I've built an artificial neural network in python using the scipy.optimize.minimize (Conjugate gradient) optimization function.

I've implemented gradient checking, double checked everything etc and I'm pretty certain it's working correctly.

I've run it a few times and it reaches 'Optimization terminated successfully' however when I increase the number of hidden layers, the cost of the hypothesis increases (everything else is kept the same) after it has successfully terminated.

Intuitively it feels as if the cost should decrease when the number of hidden layers is increased, as it is able to generate a more complex hypothesis which can fit the data better, however this appears not to be the case.

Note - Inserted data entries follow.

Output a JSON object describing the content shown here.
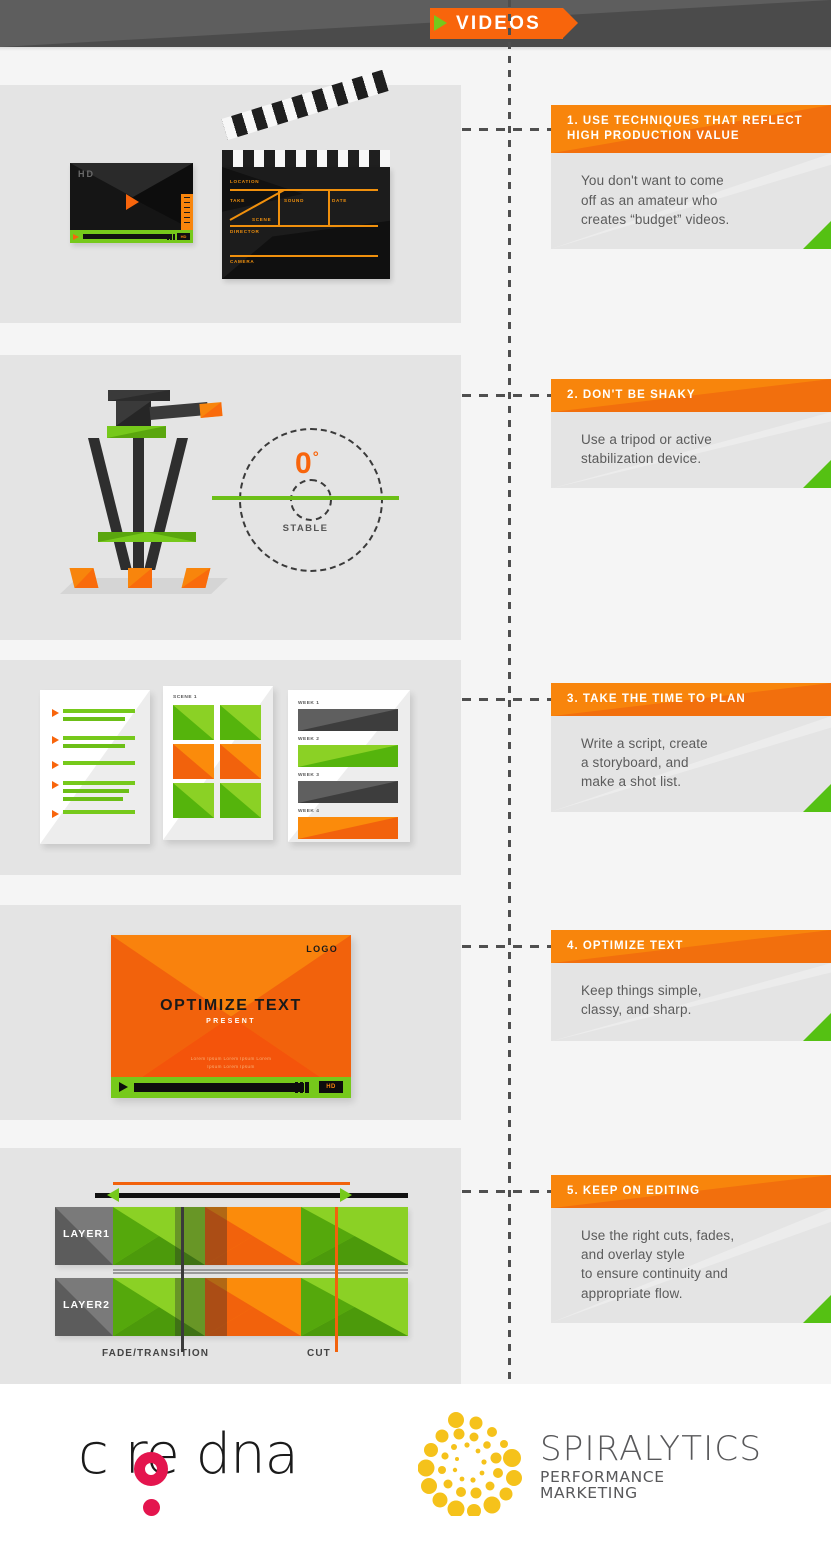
{
  "header": {
    "tag_label": "VIDEOS",
    "tag_arrow_icon": "play-triangle-icon",
    "colors": {
      "orange": "#f8650c",
      "green": "#76c91b",
      "dark_gray": "#5e5e5e"
    }
  },
  "tips": [
    {
      "title": "1. USE TECHNIQUES THAT REFLECT\nHIGH PRODUCTION VALUE",
      "body": "You don't want to come\noff as an amateur who\ncreates “budget” videos."
    },
    {
      "title": "2. DON'T BE SHAKY",
      "body": "Use a tripod or active\nstabilization device."
    },
    {
      "title": "3. TAKE THE TIME TO PLAN",
      "body": "Write a script, create\na storyboard, and\nmake a shot list."
    },
    {
      "title": "4. OPTIMIZE TEXT",
      "body": "Keep things simple,\nclassy, and sharp."
    },
    {
      "title": "5. KEEP ON EDITING",
      "body": "Use the right cuts, fades,\nand overlay style\nto ensure continuity and\nappropriate flow."
    }
  ],
  "illustration_1": {
    "player_hd_badge": "HD",
    "player_quality_badge": "HD",
    "play_icon": "play-triangle-icon",
    "clapper_fields": {
      "location": "LOCATION",
      "take": "TAKE",
      "sound": "SOUND",
      "date": "DATE",
      "scene": "SCENE",
      "director": "DIRECTOR",
      "camera": "CAMERA"
    }
  },
  "illustration_2": {
    "angle_value": "0",
    "angle_degree_symbol": "°",
    "caption": "STABLE"
  },
  "illustration_3": {
    "storyboard_label": "SCENE 1",
    "schedule_labels": [
      "WEEK 1",
      "WEEK 2",
      "WEEK 3",
      "WEEK 4"
    ],
    "schedule_bar_colors": [
      "#5f5f5f",
      "#8bd125",
      "#5f5f5f",
      "#fb8b0b"
    ],
    "storyboard_cell_colors": [
      "green",
      "green",
      "orange",
      "orange",
      "green",
      "green"
    ]
  },
  "illustration_4": {
    "logo_label": "LOGO",
    "title": "OPTIMIZE TEXT",
    "subtitle": "PRESENT",
    "body": "Lorem Ipsum Lorem Ipsum Lorem\nIpsum Lorem Ipsum",
    "quality_badge": "HD",
    "play_icon": "play-triangle-icon"
  },
  "illustration_5": {
    "layer_labels": [
      "LAYER1",
      "LAYER2"
    ],
    "marker_fade": "FADE/TRANSITION",
    "marker_cut": "CUT"
  },
  "footer": {
    "coredna_name": "c re dna",
    "spiralytics_name": "SPIRALYTICS",
    "spiralytics_tagline": "PERFORMANCE MARKETING",
    "spiralytics_color": "#f5c21b",
    "coredna_accent": "#e4154e"
  }
}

I'd be interested to understand what's going on here, or if I've implemented neural net incorrectly?

Emre
  • 10,541
  • 1
  • 31
  • 39
user3726050
  • 109
  • 4

2 Answers2

9

There are so many ways to go wrong with a neural net that it's going to be difficult to debug. Also, to address your intuition, each additional hidden layer makes learning much harder. With that said, here are some possibilities:

  1. You have added weight decay. Adding more layers adds more weights which increases your regularization cost.
  2. The problem is simple enough that a model with a single hidden layer is sufficient. Adding more hidden layers makes it harder for the network to learn (harder optimization problem).
  3. The optimization method is not doing a great job (I prefer climin to scipy.optimize).
  4. You are using the sigmoid/tanh activation function. The sigmoid function causes the vanishing gradient problem which makes learning hard with more layers. Try using the ReLu function.

Training neural nets takes a lot of practice, luck, and patience. Good luck.

user1133029
  • 121
  • 2
3

Increasing the number of hidden layers for a standard neural network actually won't improve results in a majority of cases. Changing the size of the hidden layer will.

This fact (that the number of hidden layers does very little) has actually was noted historically and is the motivation behind the field of deep learning. Deep learning is effectively clever ways of training multilayer neural networks by, for example, isolating subsets of features when training different layers.

Good introductory video on this topic on YouTube

eric chiang
  • 233
  • 2
  • 7